Bir diğer ilginç teori ise keşif ekibinin yerel efsanelerdeki büyük gizemli yaratıklardan biri olan Yeti ile karşılaşmış olmasıdır. Bu iddiayı destekleyecek çok az fiziksel kanıt olmasına rağmen, birçok kişi yaralanmalara neden olan çarpma kuvvetinin doğaüstü bir güçten başka bir şey olamayacak kadar büyük olduğuna inanıyor. Bu teori eğlenceli olsa da, Yeti'nin olayın nedeni olması pek olası değil.
Kayıpları Anma
Dyatlov Vakfı, seferin başladığı şehirde bir müze ve anıt plaketle hayatını kaybeden yürüyüşçüleri anmaya devam ediyor.

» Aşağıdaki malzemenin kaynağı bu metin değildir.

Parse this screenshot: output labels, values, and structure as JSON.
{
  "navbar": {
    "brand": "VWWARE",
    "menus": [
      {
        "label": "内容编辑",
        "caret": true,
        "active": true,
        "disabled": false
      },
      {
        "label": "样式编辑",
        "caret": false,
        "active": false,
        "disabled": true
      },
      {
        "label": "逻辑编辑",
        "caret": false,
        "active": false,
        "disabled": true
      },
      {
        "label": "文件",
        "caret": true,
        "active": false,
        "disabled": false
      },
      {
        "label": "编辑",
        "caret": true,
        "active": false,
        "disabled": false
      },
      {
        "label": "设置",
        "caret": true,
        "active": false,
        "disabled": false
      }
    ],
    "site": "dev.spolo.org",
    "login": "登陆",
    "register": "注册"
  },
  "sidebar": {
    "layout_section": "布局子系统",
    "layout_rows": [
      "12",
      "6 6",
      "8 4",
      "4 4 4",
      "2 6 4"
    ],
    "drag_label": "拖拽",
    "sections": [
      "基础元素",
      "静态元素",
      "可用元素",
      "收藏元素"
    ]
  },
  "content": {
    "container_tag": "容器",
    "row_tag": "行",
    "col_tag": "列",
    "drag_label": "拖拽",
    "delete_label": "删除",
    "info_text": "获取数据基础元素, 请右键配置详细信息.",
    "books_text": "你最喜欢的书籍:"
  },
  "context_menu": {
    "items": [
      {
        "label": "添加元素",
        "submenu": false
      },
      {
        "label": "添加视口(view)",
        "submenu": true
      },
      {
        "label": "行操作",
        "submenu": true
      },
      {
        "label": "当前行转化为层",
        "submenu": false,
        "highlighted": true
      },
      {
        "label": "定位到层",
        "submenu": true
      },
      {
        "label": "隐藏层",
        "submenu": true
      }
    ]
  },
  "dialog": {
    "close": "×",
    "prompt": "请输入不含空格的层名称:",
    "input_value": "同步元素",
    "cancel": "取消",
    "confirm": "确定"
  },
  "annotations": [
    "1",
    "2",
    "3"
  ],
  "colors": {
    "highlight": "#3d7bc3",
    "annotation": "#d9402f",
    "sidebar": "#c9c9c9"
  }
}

Dyatlov Vakfı, Dyatlov Geçidi olayıyla ilgili soruşturmaları finanse etmeye devam ediyor. Olayın büyüleyici doğasına rağmen, Dyatlov Vakfı kitlelere kurbanların çözülmemiş bir gizemde hayatlarını kaybeden gerçek insanlar olduğunu hatırlatmak için çalışıyor . Dokuz kişinin hepsi yirmili yaşlarının başındaki öğrencilerdi ve bilinmeyen bir gücün elinde muhtemelen korkunç ve acı verici bir son yaşadılar.
Dyatlov Geçidi Vakası ve Popüler Kültür
Olayı çevreleyen gizem, kitaplarda, filmlerde, televizyon dizilerinde ve video oyunlarında yaratıcı yorumlama fırsatı sunmuştur. 1990 yılında Anatoly Gushchin'in Devlet Sırlarının Bedeli Dokuz Candır adlı romanı yayınlanmış ve keşif partisinin sonunun ayrıntılarına yönelik yaygın ilgiyi yeniden canlandırmıştır.
National Geographic, Discovery Channel ve History Channel, olayın kanıtlarına derinlemesine dalan ve tüm olası nedenleri inceleyen belgesel dizileri üretti.